A wee glass jar with a maroon lid
is an insect-tent, it sits
on a shelf watching the sunflower
clock’s second hand scurry
on yard thick walls of stone
the wee glass jar peers down
above, around and spots a ballerina
in a white tutu and pink tap shoes
on a white wall waiting for Genie
to lift the maroon lid
to flit and look for ladybirds, spiders
and moths to scoop them up and squeeze
through yard thick walls of stone
to re-pot the ladybird on a Hyacinth
bush and the scurrying spider
on a newel post by raised beds
of rhubarb and blueberries
but Genie lets slaters bide inside
a yard of stone to scurry
over oak and hide under knots.

Mandy Beattie, is a feminist from Caithness, Scotland with an MA in Social Work Practice & Research.
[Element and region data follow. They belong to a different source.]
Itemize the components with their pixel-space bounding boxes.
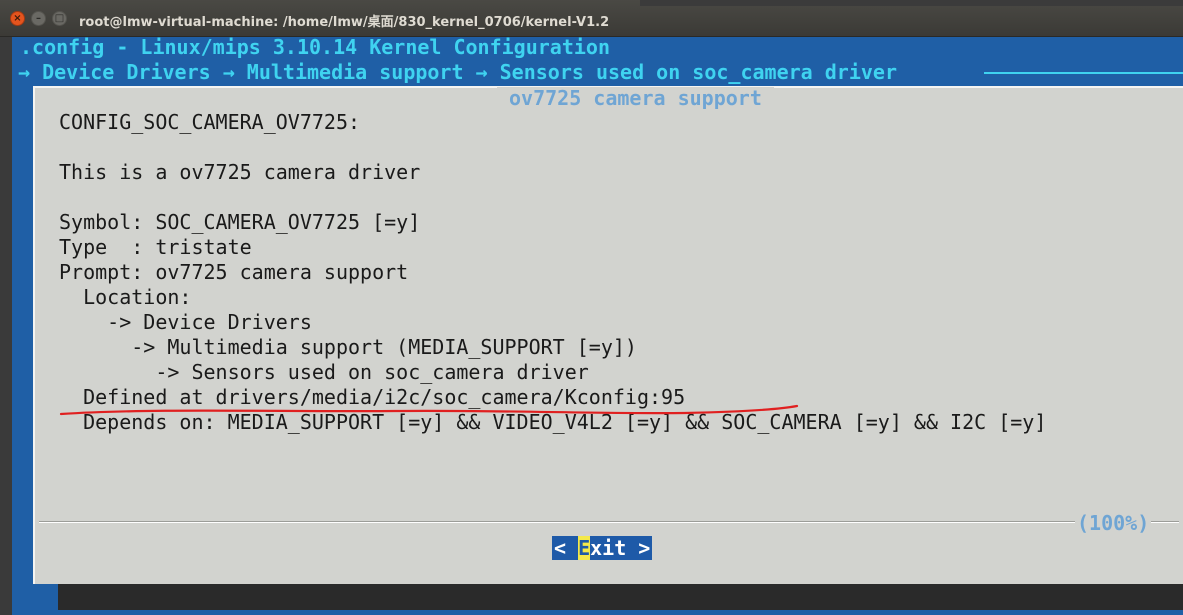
help-line: Symbol: SOC_CAMERA_OV7725 [=y] (59, 210, 421, 234)
help-line: -> Multimedia support (MEDIA_SUPPORT [=y… (59, 335, 637, 359)
help-line: This is a ov7725 camera driver (59, 160, 421, 184)
breadcrumb: → Device Drivers → Multimedia support → … (18, 60, 897, 84)
help-line (59, 185, 1046, 210)
maximize-icon[interactable]: □ (52, 11, 67, 26)
window-left-edge (0, 37, 12, 615)
close-icon[interactable]: × (10, 11, 25, 26)
window-title: root@lmw-virtual-machine: /home/lmw/桌面/8… (79, 15, 610, 30)
config-title: .config - Linux/mips 3.10.14 Kernel Conf… (20, 35, 611, 59)
background-window-strip (640, 0, 1183, 6)
help-line: Location: (59, 285, 192, 309)
help-line (59, 135, 1046, 160)
exit-button-hotkey: E (578, 536, 591, 560)
separator (39, 522, 1179, 523)
minimize-icon[interactable]: – (31, 11, 46, 26)
help-line: Defined at drivers/media/i2c/soc_camera/… (59, 385, 686, 409)
help-dialog: ov7725 camera support CONFIG_SOC_CAMERA_… (33, 86, 1183, 584)
help-line: Depends on: MEDIA_SUPPORT [=y] && VIDEO_… (59, 410, 1047, 434)
window-titlebar[interactable]: × – □ root@lmw-virtual-machine: /home/lm… (0, 0, 1183, 37)
help-line: Type : tristate (59, 235, 252, 259)
dialog-title: ov7725 camera support (497, 87, 774, 109)
help-text: CONFIG_SOC_CAMERA_OV7725: This is a ov772… (59, 110, 1046, 435)
help-line: Prompt: ov7725 camera support (59, 260, 409, 284)
scroll-percent: (100%) (1075, 511, 1152, 535)
exit-button-rest: xit > (590, 536, 651, 560)
help-line: CONFIG_SOC_CAMERA_OV7725: (59, 110, 361, 134)
breadcrumb-rule (984, 72, 1183, 74)
dialog-shadow (58, 584, 1183, 610)
screen: × – □ root@lmw-virtual-machine: /home/lm… (0, 0, 1183, 615)
exit-button-left: < (554, 536, 579, 560)
help-line: -> Device Drivers (59, 310, 312, 334)
help-line: -> Sensors used on soc_camera driver (59, 360, 589, 384)
exit-button[interactable]: < Exit > (552, 536, 653, 560)
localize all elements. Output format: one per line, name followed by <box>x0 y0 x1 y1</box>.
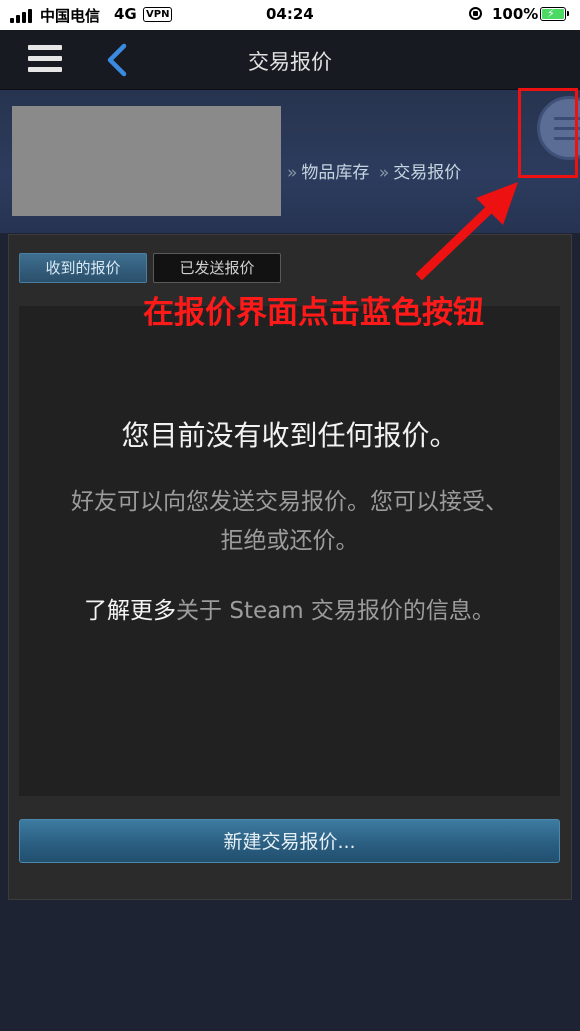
vpn-badge: VPN <box>143 7 173 22</box>
network-type: 4G <box>114 5 137 23</box>
status-bar: 中国电信 4G VPN 04:24 100% ⚡ <box>0 0 580 30</box>
page-background <box>0 900 580 1031</box>
tab-received-offers[interactable]: 收到的报价 <box>19 253 147 283</box>
learn-more-link[interactable]: 了解更多 <box>84 598 176 624</box>
carrier-label: 中国电信 <box>40 7 101 25</box>
top-nav-bar: 交易报价 <box>0 30 580 90</box>
learn-more-text: 了解更多关于 Steam 交易报价的信息。 <box>69 592 510 631</box>
tab-sent-offers[interactable]: 已发送报价 <box>153 253 281 283</box>
breadcrumb-separator: » <box>287 163 298 183</box>
highlight-box <box>518 88 578 178</box>
empty-state-description: 好友可以向您发送交易报价。您可以接受、拒绝或还价。 <box>71 489 508 554</box>
signal-icon <box>10 9 36 23</box>
page-title: 交易报价 <box>248 50 332 74</box>
annotation-text: 在报价界面点击蓝色按钮 <box>143 295 484 331</box>
empty-state-box: 您目前没有收到任何报价。 好友可以向您发送交易报价。您可以接受、拒绝或还价。 了… <box>19 306 560 796</box>
redacted-profile-area <box>12 106 281 216</box>
breadcrumb-separator: » <box>378 163 390 183</box>
clock: 04:24 <box>266 5 314 23</box>
orientation-lock-icon <box>469 7 482 20</box>
battery-percentage: 100% <box>492 5 539 23</box>
new-trade-offer-button[interactable]: 新建交易报价... <box>19 819 560 863</box>
annotation-arrow-icon <box>415 182 518 281</box>
breadcrumb-inventory-link[interactable]: 物品库存 <box>301 163 369 183</box>
learn-more-rest: 关于 Steam 交易报价的信息。 <box>176 598 495 624</box>
empty-state-title: 您目前没有收到任何报价。 <box>121 419 458 452</box>
charging-icon: ⚡ <box>547 7 555 20</box>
Her poetry is a tapestry of stories and imagery, rooted in people, place and the natural environment, set at home and abroad.

 

Because it’s total crap, by Karen Jones

Because it’s total crap

Ratner lifted the lid on a sherry decanter
At £4.95 a pop too good to countenance
When asked about his high-street gems
Little tacky rings for working class girls
Risking bedtime dealings with blue collar boys

It was Gerald who had himself by the balls
All for earrings costing less than a quid
He’d choke on an M&S sandwich now
Fish the prawns himself if he could
Than grapple with the loss of a
$10 billion business, 10 seconds to nought

Now 30 years after the biggest PR gaffe
The Sultan of Bling can only think back
To Mrs Ratner and her word of advice
The only pearl he declined to string
Ego really is a terrible thing

Karen Jones is new to writing poetry, a student of Kevin Higgins, born in Northern Ireland, living in Dublin and working in public relations.